Por outro lado, é sabido de há muito que nós humanos somos mais propensos a ter câncer e outras doenças que os macacos, apesar de as duas espécies compartilharem mais de 98% do seu material genético. Entretanto, a razão desta diferença nunca foi completamente compreendida. Recentemente, uma equipe de pesquisadores do Instituto Sloan Kettering de Nova York(EUA), trabalhando em parceria com um grupo de cientistas do Museu Americano de História Natural,  encontrou evidências de uma mudança no DNA humano em diferenciação evolutiva de outros primatas que tornaram a raça humana mais suscetível ao desenvolvimento de tumores cancerígenos.  No artigo publicado recentemente na prestigiada revista científica Cell Reports, o grupo compara os genes humanos com os de outros primatas para saber mais sobre por que os humanos são mais propensos a desenvolver câncer.

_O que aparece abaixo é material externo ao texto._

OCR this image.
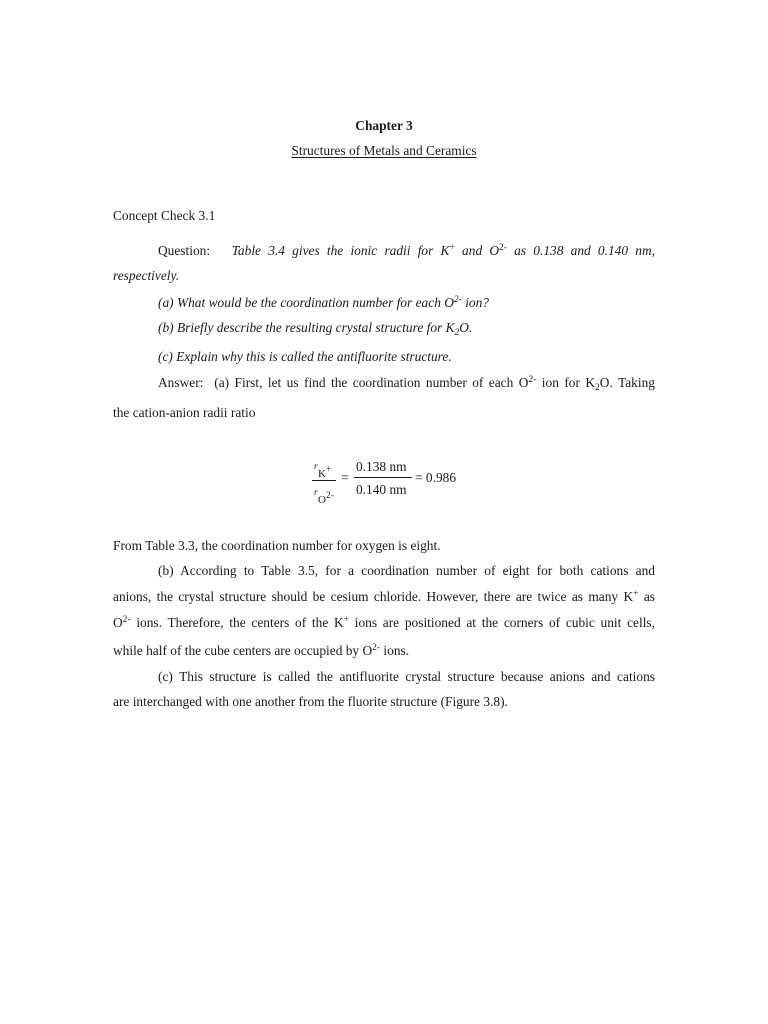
Chapter 3
Structures of Metals and Ceramics
Concept Check 3.1
Question: Table 3.4 gives the ionic radii for K+ and $O^{2-}$ as 0.138 and 0.140 nm,
respectively.
(a) What would be the coordination number for each $O^{2-}$ ion?
(b) Briefly describe the resulting crystal structure for $K_2O$.
(c) Explain why this is called the antifluorite structure.
Answer: (a) First, let us find the coordination number of each $O^{2-}$ ion for $K_2O$. Taking
the cation-anion radii ratio
r
K+
r
$O^{2-}$
=
0.138 nm
0.140 nm
= 0.986
From Table 3.3, the coordination number for oxygen is eight.
(b) According to Table 3.5, for a coordination number of eight for both cations and
anions, the crystal structure should be cesium chloride. However, there are twice as many K+ as
$O^{2-}$ ions. Therefore, the centers of the K+ ions are positioned at the corners of cubic unit cells,
while half of the cube centers are occupied by $O^{2-}$ ions.
(c) This structure is called the antifluorite crystal structure because anions and cations
are interchanged with one another from the fluorite structure (Figure 3.8).
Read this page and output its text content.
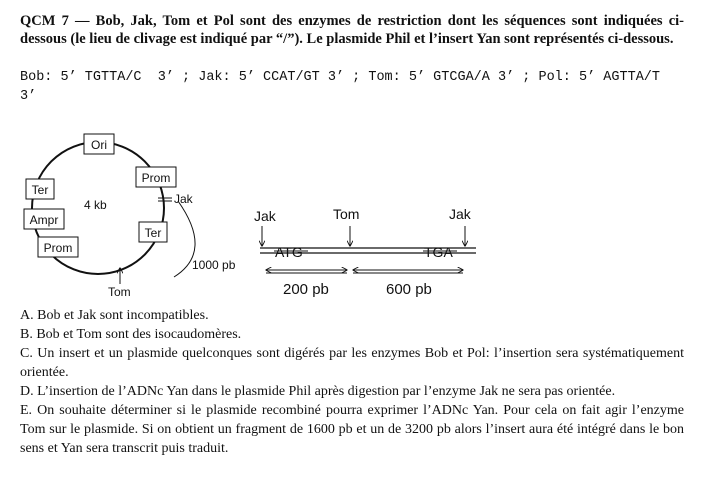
QCM 7 — Bob, Jak, Tom et Pol sont des enzymes de restriction dont les séquences sont indiquées ci-dessous (le lieu de clivage est indiqué par “/”). Le plasmide Phil et l’insert Yan sont représentés ci-dessous.
Bob: 5’ TGTTA/C  3’ ; Jak: 5’ CCAT/GT 3’ ; Tom: 5’ GTCGA/A 3’ ; Pol: 5’ AGTTA/T 3’
Ori
Prom
Jak
Ter
4 kb
Ampr
Ter
Prom
Tom
1000 pb
Jak	Tom	Jak
ATG	TGA
200 pb	600 pb

A. Bob et Jak sont incompatibles.

B. Bob et Tom sont des isocaudomères.

C. Un insert et un plasmide quelconques sont digérés par les enzymes Bob et Pol: l’insertion sera systématiquement orientée.

D. L’insertion de l’ADNc Yan dans le plasmide Phil après digestion par l’enzyme Jak ne sera pas orientée.

E. On souhaite déterminer si le plasmide recombiné pourra exprimer l’ADNc Yan. Pour cela on fait agir l’enzyme Tom sur le plasmide. Si on obtient un fragment de 1600 pb et un de 3200 pb alors l’insert aura été intégré dans le bon sens et Yan sera transcrit puis traduit.
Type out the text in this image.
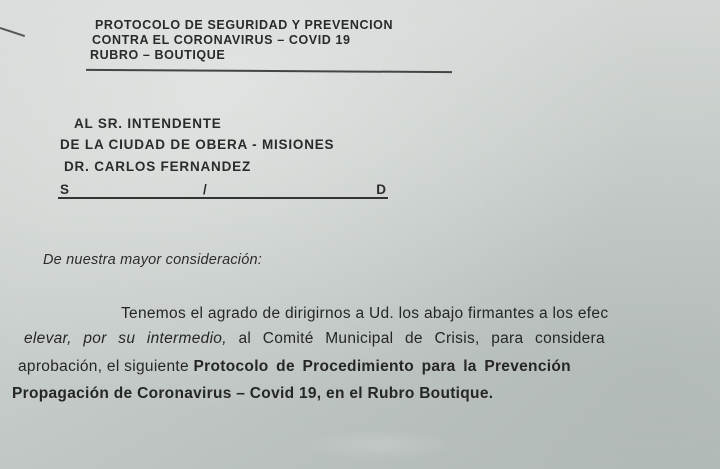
PROTOCOLO DE SEGURIDAD Y PREVENCION
CONTRA EL CORONAVIRUS – COVID 19
RUBRO – BOUTIQUE
AL SR. INTENDENTE
DE LA CIUDAD DE OBERA - MISIONES
DR. CARLOS FERNANDEZ
S	/	D
De nuestra mayor consideración:
Tenemos el agrado de dirigirnos a Ud. los abajo firmantes a los efec
elevar, por su intermedio, al Comité Municipal de Crisis, para considera
aprobación, el siguiente Protocolo de Procedimiento para la Prevención
Propagación de Coronavirus – Covid 19, en el Rubro Boutique.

O que os investigadores descobriram é que centenas  de substituições gênicas específicas de humanos de genes de câncer surgem durante a evolução. Entretanto, uma substituição em especial, a do códon 2662 do gene BRCA2 está localizada no domínio mais conservado. E isso, sugerem os pesquisadores, poderia explicar por que os humanos são mais suscetíveis ao desenvolvimento de tumores.  As descobertas estão alinhadas com os resultados de pesquisas anteriores que mostraram que os humanos com uma certa variante do BRCA2 são mais propensos a desenvolver tumores, principalmente nos ovários, mamas, pâncreas e próstata. 

 O que ainda permanece um mistério é por que os humanos evoluíram para ter um gene BRCA2 que aumenta o risco de desenvolver câncer, embora exista a possibilidade de que tenha sido uma troca entre um risco aumentado de câncer e um aumento nas taxas de fertilidade.  Pesquisas anteriores mostraram que mulheres com uma variante BRCA2 que as torna mais suscetíveis ao desenvolvimento de câncer podem engravidar mais facilmente.  O trabalho também sugere que um meio para tratar o câncer em um futuro distante pode envolver a alteração do gene BRCA2 para torná-lo mais parecido com outros primatas, reduzindo assim o risco geral de desenvolver câncer. 

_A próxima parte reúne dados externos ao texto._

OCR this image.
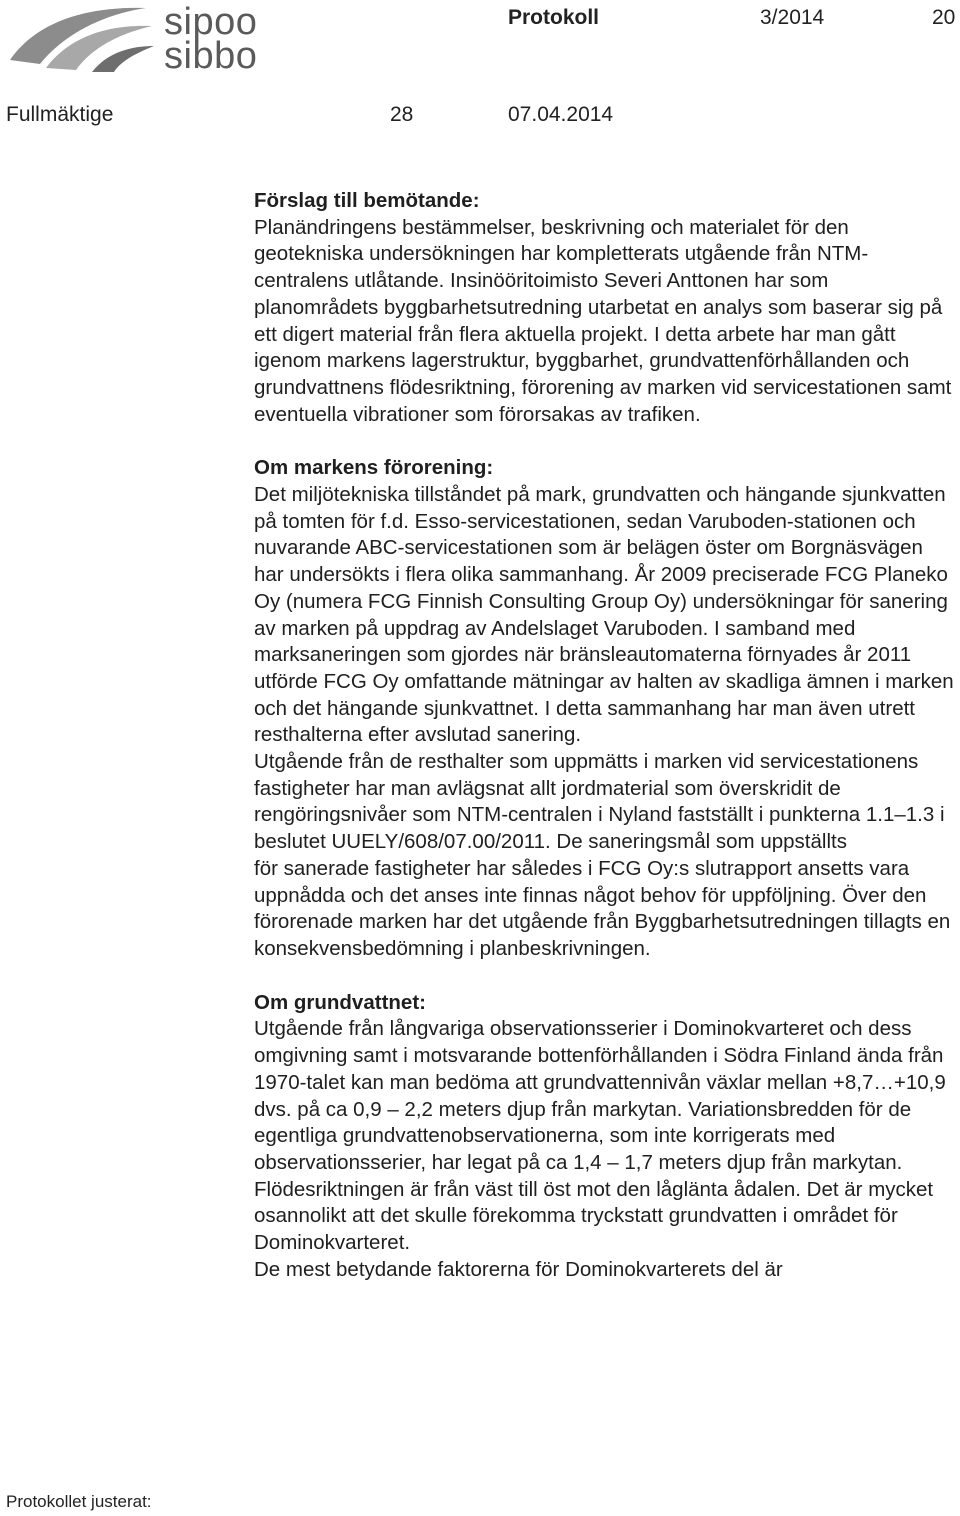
sipoo
sibbo
Protokoll	3/2014	20
Fullmäktige	28	07.04.2014
Förslag till bemötande:

Planändringens bestämmelser, beskrivning och materialet för den geotekniska undersökningen har kompletterats utgående från NTM-centralens utlåtande. Insinööritoimisto Severi Anttonen har som planområdets byggbarhetsutredning utarbetat en analys som baserar sig på ett digert material från flera aktuella projekt. I detta arbete har man gått igenom markens lagerstruktur, byggbarhet, grundvattenförhållanden och grundvattnens flödesriktning, förorening av marken vid servicestationen samt eventuella vibrationer som förorsakas av trafiken.

Om markens förorening:

Det miljötekniska tillståndet på mark, grundvatten och hängande sjunkvatten på tomten för f.d. Esso-servicestationen, sedan Varuboden-stationen och nuvarande ABC-servicestationen som är belägen öster om Borgnäsvägen har undersökts i flera olika sammanhang. År 2009 preciserade FCG Planeko Oy (numera FCG Finnish Consulting Group Oy) undersökningar för sanering av marken på uppdrag av Andelslaget Varuboden. I samband med marksaneringen som gjordes när bränsleautomaterna förnyades år 2011 utförde FCG Oy omfattande mätningar av halten av skadliga ämnen i marken och det hängande sjunkvattnet. I detta sammanhang har man även utrett resthalterna efter avslutad sanering.

Utgående från de resthalter som uppmätts i marken vid servicestationens fastigheter har man avlägsnat allt jordmaterial som överskridit de rengöringsnivåer som NTM-centralen i Nyland fastställt i punkterna 1.1–1.3 i beslutet UUELY/608/07.00/2011. De saneringsmål som uppställts

för sanerade fastigheter har således i FCG Oy:s slutrapport ansetts vara uppnådda och det anses inte finnas något behov för uppföljning. Över den förorenade marken har det utgående från Byggbarhetsutredningen tillagts en konsekvensbedömning i planbeskrivningen.

Om grundvattnet:

Utgående från långvariga observationsserier i Dominokvarteret och dess omgivning samt i motsvarande bottenförhållanden i Södra Finland ända från 1970-talet kan man bedöma att grundvattennivån växlar mellan +8,7…+10,9 dvs. på ca 0,9 – 2,2 meters djup från markytan. Variationsbredden för de egentliga grundvattenobservationerna, som inte korrigerats med observationsserier, har legat på ca 1,4 – 1,7 meters djup från markytan. Flödesriktningen är från väst till öst mot den låglänta ådalen. Det är mycket osannolikt att det skulle förekomma tryckstatt grundvatten i området för Dominokvarteret.

De mest betydande faktorerna för Dominokvarterets del är

Protokollet justerat:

Esta substituição diminui as interações de BRCA2 com uma proteína codificada por um gene denominado DSS1. A DSS1 é uma pequena proteína ácida identificada  em estudos estruturais recentes e que interage com o domínio de ligação ao DNA do gene BRCA2. E esta substituição desencadeou consequentemente uma  redução cerca de 20% na capacidade de reparo do DNA recombinacional, atividade fundamental para o reparo  das quebras e rupturas constantes sofridas pelo nosso genoma, o que por sua vez reduz substancialmente o risco da carcinogênese das células ocasionada pela perda desse mecanismo de reparo. 

De fato, inúmeros estudos demonstraram que a estabilidade da proteína BRCA2 em células de mamíferos depende da presença de DSS1.  Deleção ou mutação de DSS1 ou supressão de sua expressão por outros mecanismos são, portanto, potenciais mecanismos causadores de câncer de mama e ovário humano.  Tais mecanismos podem ser relevantes para câncer de mama esporádico e familiar, onde as mutações BRCA1 e BRCA2 não estão presentes.

Estas descobertas indicam o poder da fusão da teoria evolutiva com a genômica do câncer para identificar novas propriedades dos genes do câncer.  Essa abordagem também pode ter implicações ou utilidade além do câncer.  Uma estratégia semelhante pode ter valor na identificação de variantes potencialmente novas relacionadas a doenças em outras causas principais de morbidade e mortalidade em humanos, por exemplo, doenças neurodegenerativas ou cardiovasculares.